En otras palabras, el volumen está presente, pero aún no se ha alcanzado la dominación cualitativa en los flujos de trabajo más ambiciosos de los agentes.
Jetski, liderazgos y disciplina interna
Las informaciones que llegan sobre las herramientas internas refuerzan esta impresión de movilización general. Varias fuentes mencionan a Jetski, un asistente de codificación interno cuyo uso se monitoriza a través de paneles de control y clasificaciones basadas en el consumo de tokens. Paralelamente, el acceso a Claude dentro de ciertos equipos de DeepMind ha creado tensiones internas, lo que demuestra que la comparación con Anthropic se ha vuelto concreta, casi diaria.
Este detalle es fundamental. Cuando una empresa empieza a medir, comparar y casi gamificar el uso de sus herramientas de IA internamente, ya no se trata simplemente de un proyecto de I+D. Es un pivote cultural.
Una estrategia defensiva… y ofensiva
Google persigue aquí un doble objetivo. Por un lado, se trata de alcanzar a Anthropic en un terreno que se ha vuelto simbólico: el de la IA que codifica mejor, más rápido y más lejos.
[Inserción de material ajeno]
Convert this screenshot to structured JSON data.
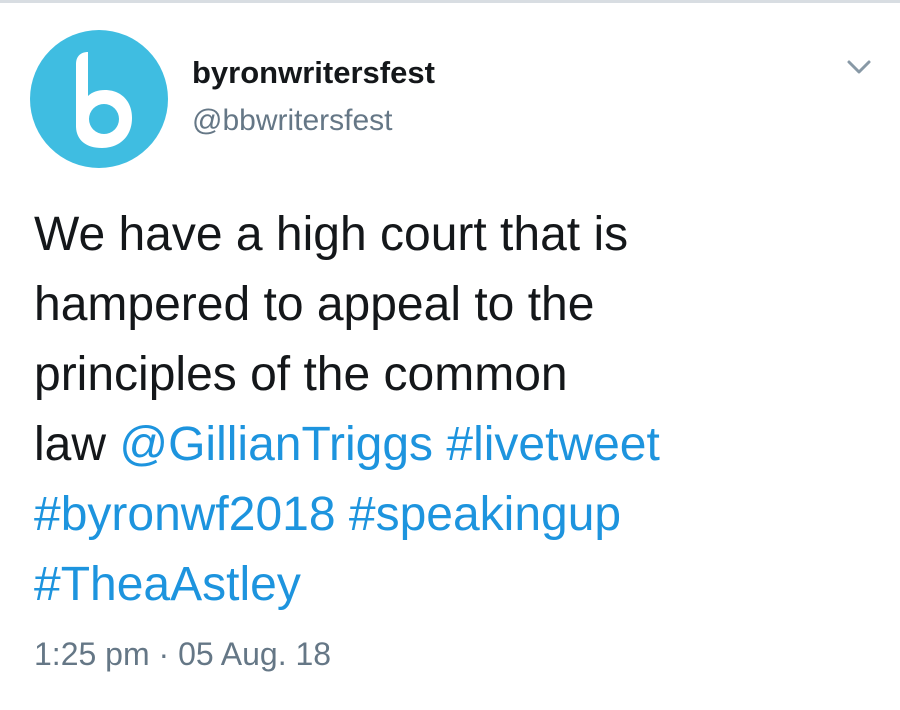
{
  "author": {
    "display_name": "byronwritersfest",
    "handle": "@bbwritersfest",
    "avatar_letter": "b",
    "avatar_color": "#3fbde1"
  },
  "tweet": {
    "text_line_1": "We have a high court that is",
    "text_line_2": "hampered to appeal to the",
    "text_line_3": "principles of the common",
    "text_line_4_prefix": "law ",
    "mention": "@GillianTriggs",
    "hashtag_1": "#livetweet",
    "hashtag_2": "#byronwf2018",
    "hashtag_3": "#speakingup",
    "hashtag_4": "#TheaAstley"
  },
  "meta": {
    "time": "1:25 pm",
    "separator": "·",
    "date": "05 Aug. 18"
  },
  "icons": {
    "menu": "chevron-down-icon"
  },
  "colors": {
    "link": "#1d94de",
    "secondary_text": "#657786",
    "primary_text": "#14171a"
  }
}
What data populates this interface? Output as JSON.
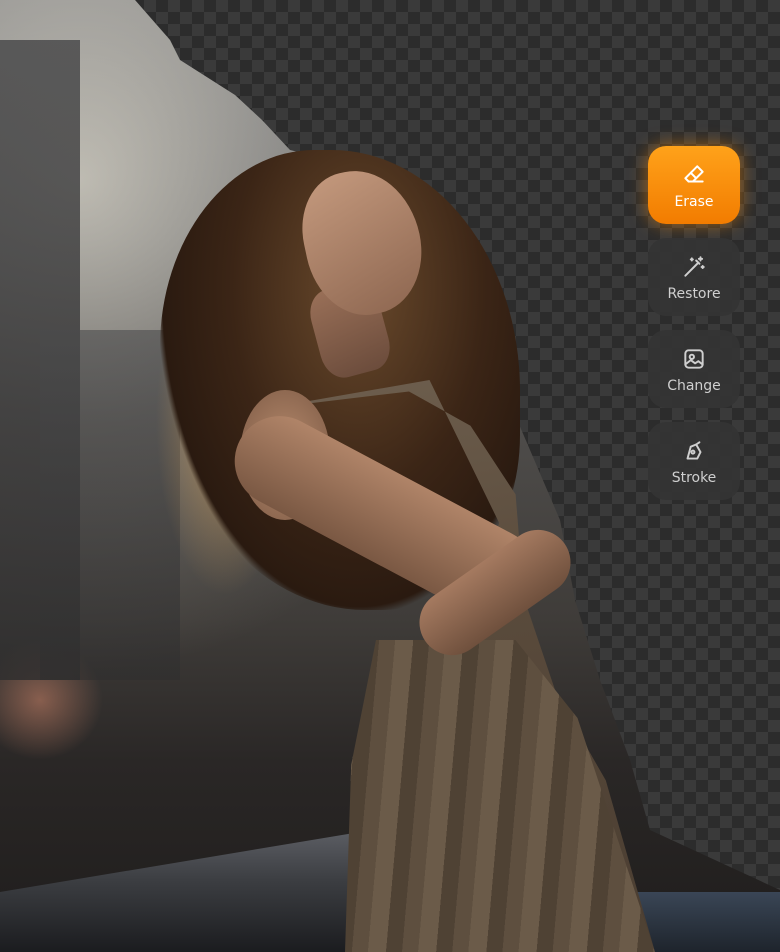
{
  "canvas": {
    "image_description_icon": "photo-with-background-partially-erased"
  },
  "tools": [
    {
      "label": "Erase",
      "icon": "eraser-icon",
      "active": true
    },
    {
      "label": "Restore",
      "icon": "magic-wand-icon",
      "active": false
    },
    {
      "label": "Change",
      "icon": "image-icon",
      "active": false
    },
    {
      "label": "Stroke",
      "icon": "stroke-pen-icon",
      "active": false
    }
  ],
  "colors": {
    "accent": "#F58A00",
    "tool_bg": "#343434",
    "checker_dark": "#2C2C2C",
    "checker_light": "#3A3A3A"
  }
}
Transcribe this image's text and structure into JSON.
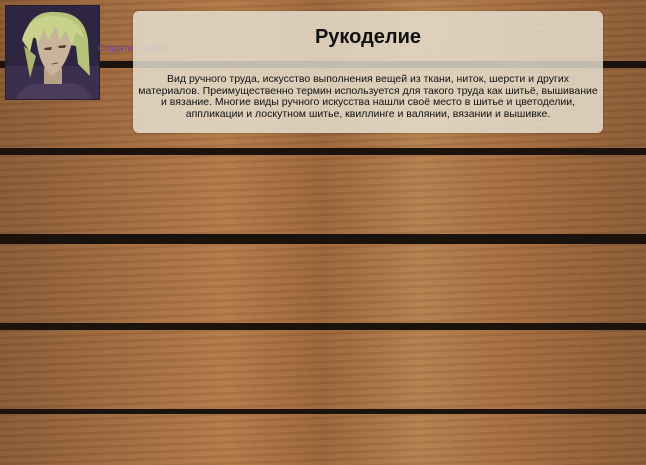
{
  "page": {
    "title": "Рукоделие",
    "creator_link": "Создатель сайта",
    "description": "Вид ручного труда, искусство выполнения вещей из ткани, ниток, шерсти и других материалов. Преимущественно термин используется для такого труда как шитьё, вышивание и вязание. Многие виды ручного искусства нашли своё место в шитье и цветоделии, аппликации и лоскутном шитье, квиллинге и валянии, вязании и вышивке."
  },
  "colors": {
    "panel": "#e8e2d2",
    "link": "#6a3fa0",
    "text": "#111111",
    "wood": "#a06a3e",
    "gap": "#1b120c"
  },
  "icons": {
    "avatar": "anime-character-avatar"
  }
}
Por el otro, busca construir una ventaja defensible gracias a un activo único: la enorme base de código propietaria de Google, que podría ser utilizada para entrenar modelos internos particularmente eficaces, pero que difícilmente podrían comercializarse como tales por razones de confidencialidad.
Es aquí donde surge toda la ambivalencia de esta estrategia. Google probablemente pueda crear herramientas formidables para sus propios equipos. Pero Anthropic, OpenAI y otros avanzan también mediante la interacción con el mercado, con productos expuestos públicamente, probados por desarrolladores, enriquecidos por usos externos y por la dinámica comercial.
El código se ha convertido en el centro de gravedad de la carrera por la IA
Lo más interesante en esta secuencia puede que no sea el propio «equipo de ataque». Es lo que revela sobre el nuevo orden de prioridades. Durante mucho tiempo, los gigantes de la IA han tratado de impresionar a través de la conversación, la creatividad o la investigación multimodal. Ahora, la capacidad de codificar de manera autónoma se convierte en un marcador mucho más estratégico.
¿Por qué? Porque un buen agente de código no solo sirve para acelerar a los desarrolladores. También permite mejorar las herramientas, los pipelines, las experiencias internas —y potencialmente, a largo plazo, los propios modelos. Es un ciclo de aceleración. Cuanto mejor codifique un modelo, mejor podrá contribuir a fabricar la infraestructura que hará que el próximo modelo sea aún más efectivo.
Es probable que esto sea lo que Sergey Brin tiene en mente. Y también es por eso que Google trata el asunto como una urgencia casi existencial.
En este momento, no hay aún señales públicas sobre los avances concretos logrados por este equipo especial. Pero el mensaje político, en cambio, es claro: Google se niega a permitir que Anthropic dicte el ritmo en la IA aplicada al desarrollo de software. El retorno activo de Sergey Brin recuerda, de hecho, a un precedente: su implicación reforzada en el momento en que ChatGPT obligó a Google a reaccionar más rápidamente.
La próxima etapa será observable en futuras anunciaciones de Gemini. Si Google comienza a hablar más sobre agentes de desarrollo, ejecución de múltiples pasos o flujos de trabajo de código autónomos, hay muchas posibilidades de que esta contraofensiva interna ya haya empezado a mostrar resultados.
En el fondo, esta historia va más allá de la rivalidad entre Google y Anthropic. Narra una verdad más amplia sobre la IA en 2026: aquel que realmente domine el código podría terminar dominando todo lo demás.